Statistics & Reproducibility

Study design and Sample size

No statistical method was used to predetermine sample size. The sample sizes were 12 technical replicates for initial measurement of each transcript of TranScale, and 3 independent technical replicates for values validation to ensure sufficient precision for measuring absolute copy number concentrations and to rigorously evaluate batch-effect correction as per metrological standards. We sequenced 3 replicates of each of the four RNA samples (D5, D6, LCA, and LCN) using 2 commercially available short-read sequencing protocols: PolyA and RiboZero, generating 12 data batches. Each batch included 6 libraries, resulting in a total of 72 libraries. These sample sizes are sufficient to provide within-batch technical replication, cross-protocol comparisons, and cross-batch/laboratory reproducibility assessment. Details are illustrated explicitly in Fig. 1.

Data exclusion

All data from planned experiments have been included. All attempts at replication were successful.

Randomization

The experiments were not randomized, as the study did not involve group comparisons requiring random allocation. Samples were allocated by a pre-specified, balanced design.
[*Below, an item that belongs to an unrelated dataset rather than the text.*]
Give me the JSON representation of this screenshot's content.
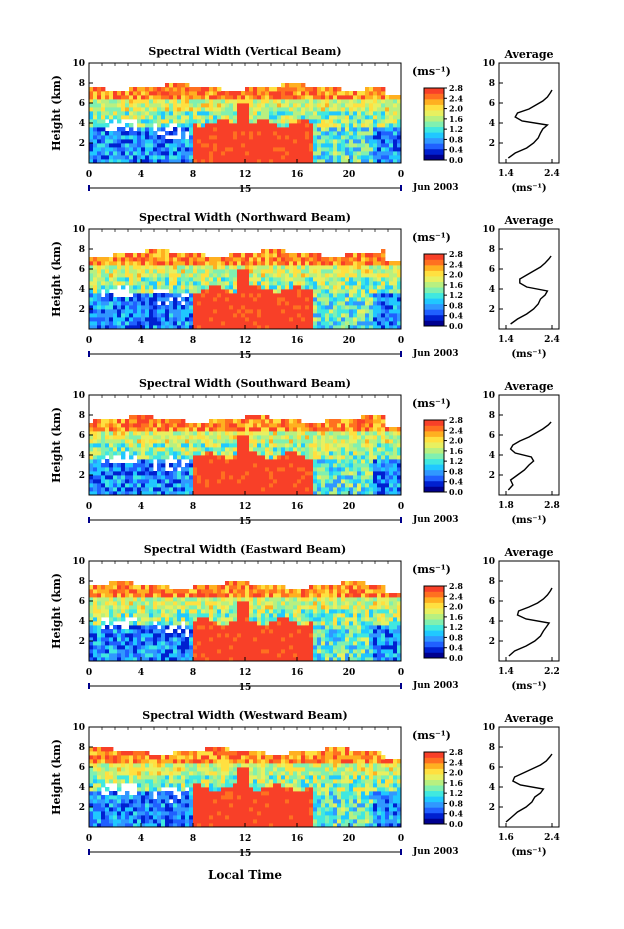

Each batch contained 6 libraries; there were 3 technical replicates for 2 paired samples (samples D5 and D6, or samples LCA and LCN).

Blinding

The investigators were not blinded to allocation during experiments and outcome assessment, as the study relied on objective bioinformatic pipelines and predefined calibration standards.

Data analysis

All attempts at replication were successful. Data processing and statistical analyses were performed using R (version 4.5.0) and associated packages, including ggplot2 (version 3.5.2) for visualization. Graphs were generated using GraphPad Prism (version 10.1.2), Origin (version 2021), and Adobe Illustrator (version 2025). Specific statistical tests used for homogeneity and stability assessments are detailed in the relevant results and methods sections above.

Ethics Statement

This research complies with all relevant ethical regulations. The use of RNA materials derived from established clinical cell lines in this study was reviewed and approved by the Ethics Committee of the National Cancer Center/ Cancer Hospital, Chinese Academy of Medical Sciences (Approval no. 24/427-4707).

Reporting summary

Further information on research design is available in the Nature Portfolio Reporting Summary linked to this article.